Germany’s bonds rose, with 10-year yields approaching the lowest level in a week, as investors sought safer assets amid concern the region’s debt-crisis will intensify amid widening political divisions.
Italian 10-year yields climbed to the highest this year as former Prime Minister Silvio Berlusconi narrowed Pier Luigi Bersani’s lead to within the margin of error of an opinion poll before this month’s election. The extra yield investors demand to hold French 10-year bonds instead of bunds approached the widest in a month as Germany dismissed calls by French President Francois Hollande to steer the euro’s exchange rate. A German report today showed factory orders expanded in December.
While sentiment in Europe has improved “the divergence between Germany and the rest of the euro zone is becoming more and more apparent,” said Marius Daheim, a senior fixed-income strategist at Bayerische Landesbank in Munich. “We have the political, the economic situation and all of that will keep bunds high in demand, at least for the next couple of months.”
Germany’s 10-year yield fell two basis points, or 0.02 percentage point, to 1.63 percent at 4:17 p.m. London time after dropping to 1.59 percent yesterday, the lowest level since Jan. 25. The 1.5 percent bond due in February 2023 rose 0.16, or 1.60 euros per 1,000-euro ($1,354) face amount, to 98.775.
As German Chancellor Angela Merkel travels to Paris today to meet Hollande on the eve of European Union budget talks, German government spokesman Steffen Seibert told reporters in Berlin that exchange-rate policy “isn’t an appropriate instrument” to boost competitiveness.
Hollande broke with Germany’s market-based approach yesterday to say the euro area must use the currency as an export-promoting tool, as the U.S. and China do.
“The level of the euro is eating away all the efforts” France is making to improve its competitiveness, Industry Minister Arnaud Montebourg said at a conference today in Paris.
The extra yield of French 10-year bonds over those of Germany increased two basis points to 65 basis points after expanding to 66 basis points yesterday, the widest since Jan. 3.
German factory orders climbed 0.8 from November, when they fell 1.8 percent, the Economy Ministry said in Berlin. The median forecast in a Bloomberg News survey of economists was for a 0.7 percent gain.
Italian bonds declined as a daily tracking poll by Tecne institute for SkyTG24 showed Berlusconi reduce Bersani’s lead to 3.7 percentage points from 4 percentage points yesterday. That’s the first time he’s moved within the margin of error of an opinion poll before the Feb. 24-25 elections. Bersani led by 14 percentage points on Jan. 2.

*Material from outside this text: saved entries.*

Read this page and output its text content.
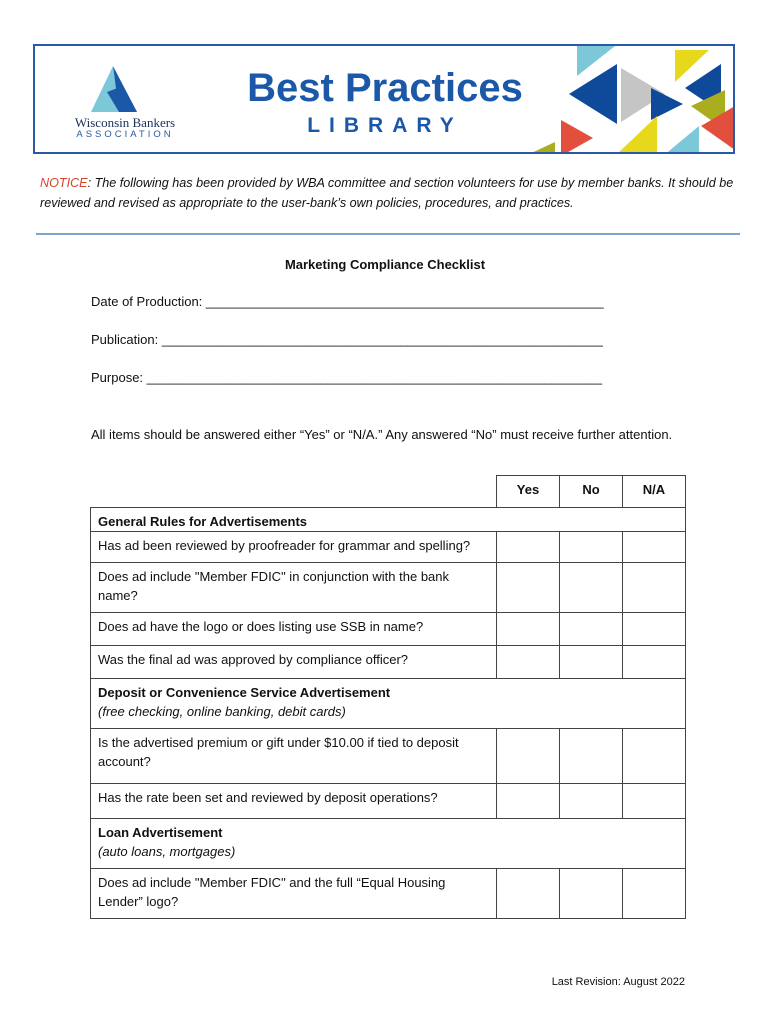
Wisconsin Bankers
ASSOCIATION
Best Practices
LIBRARY
NOTICE: The following has been provided by WBA committee and section volunteers for use by member banks. It should be reviewed and revised as appropriate to the user-bank’s own policies, procedures, and practices.
Marketing Compliance Checklist
Date of Production: _______________________________________________________
Publication: _____________________________________________________________
Purpose: _______________________________________________________________
All items should be answered either “Yes” or “N/A.” Any answered “No” must receive further attention.
	Yes	No	N/A

General Rules for Advertisements			

Has ad been reviewed by proofreader for grammar and spelling?			
Does ad include "Member FDIC" in conjunction with the bank name?			
Does ad have the logo or does listing use SSB in name?			
Was the final ad was approved by compliance officer?			

Deposit or Convenience Service Advertisement
(free checking, online banking, debit cards)			

Is the advertised premium or gift under $10.00 if tied to deposit account?			
Has the rate been set and reviewed by deposit operations?			

Loan Advertisement
(auto loans, mortgages)			

Does ad include "Member FDIC" and the full “Equal Housing Lender” logo?			
Last Revision: August 2022
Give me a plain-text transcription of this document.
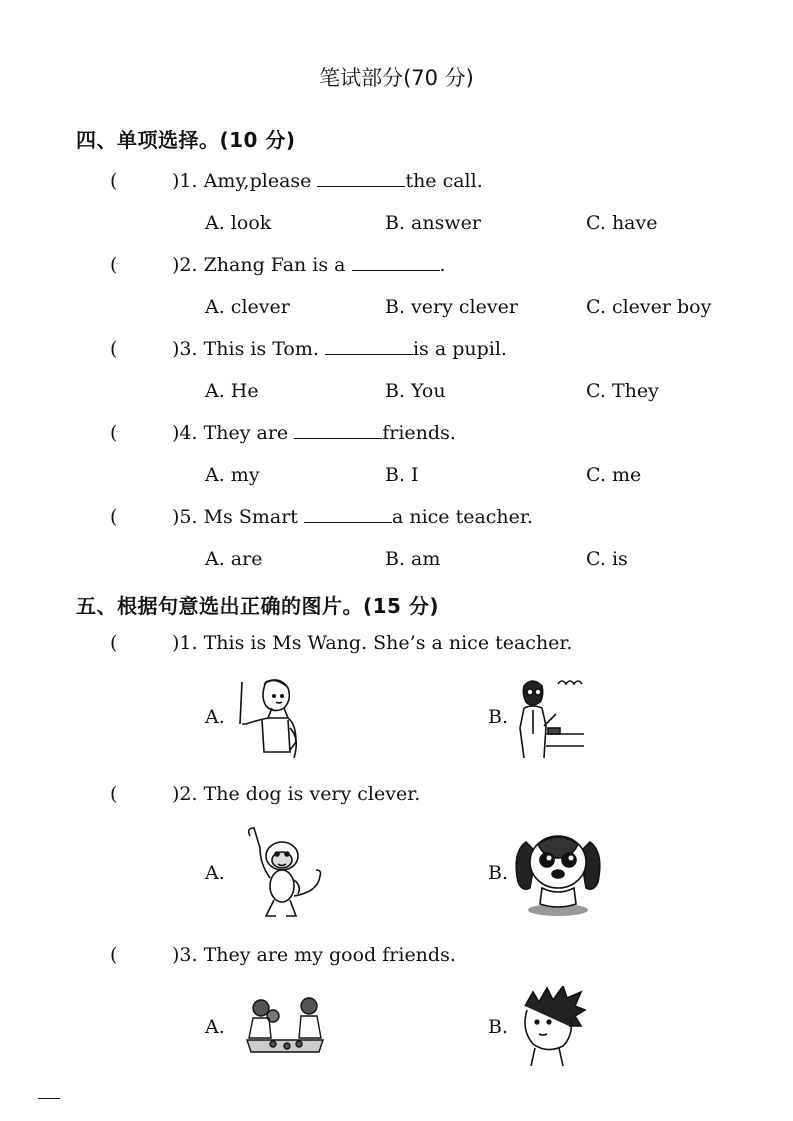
笔试部分(70 分)
四、单项选择。(10 分)
(	)1. Amy,please	the call.
A. look	B. answer	C. have
(	)2. Zhang Fan is a	.
A. clever	B. very clever	C. clever boy
(	)3. This is Tom.	is a pupil.
A. He	B. You	C. They
(	)4. They are	friends.
A. my	B. I	C. me
(	)5. Ms Smart	a nice teacher.
A. are	B. am	C. is
五、根据句意选出正确的图片。(15 分)
(	)1. This is Ms Wang. She’s a nice teacher.
A.	B.
(	)2. The dog is very clever.
A.	B.
(	)3. They are my good friends.
A.	B.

Italy’s 10-year yield climbed 10 basis points to 4.56, the highest since Dec. 28. Two-year yields increased six basis points to 1.69 percent.
The European Central Bank will tomorrow keep its main refinancing rate at 0.75 percent, according to all 60 economists surveyed by Bloomberg. President Mario Draghi may discuss the shrinking of the central bank’s balance sheet after financial institutions last month started repaying funds borrowed through its longer-term refinancing operations.
“The highlight for the rest of the week should be the ECB meeting,” said Christian Reicherter, an analyst at DZ Bank AG in Frankfurt. “We can expect some comments on the LTRO.”
The Dutch 10-year yield was little changed at 1.84 percent after Fitch Ratings yesterday cut the outlook on the country’s AAA debt rating to negative from stable.
About half the time, government bond yields move in the opposite direction suggested by new ratings, according to data compiled by Bloomberg in June on 314 upgrades, downgrades and outlook changes going back to 1974.
Germany sold 3.72 billion euros of five-year notes today at an average yield of 0.68 percent. It last auctioned the securities on Jan. 9 at 0.53 percent.
German government bonds have gained 3.4 percent during the past year through yesterday, according to indexes compiled by Bloomberg and the European Federation of Financial Analysts Societies. Italian securities returned 13 percent and Spain’s gained 4.7 percent.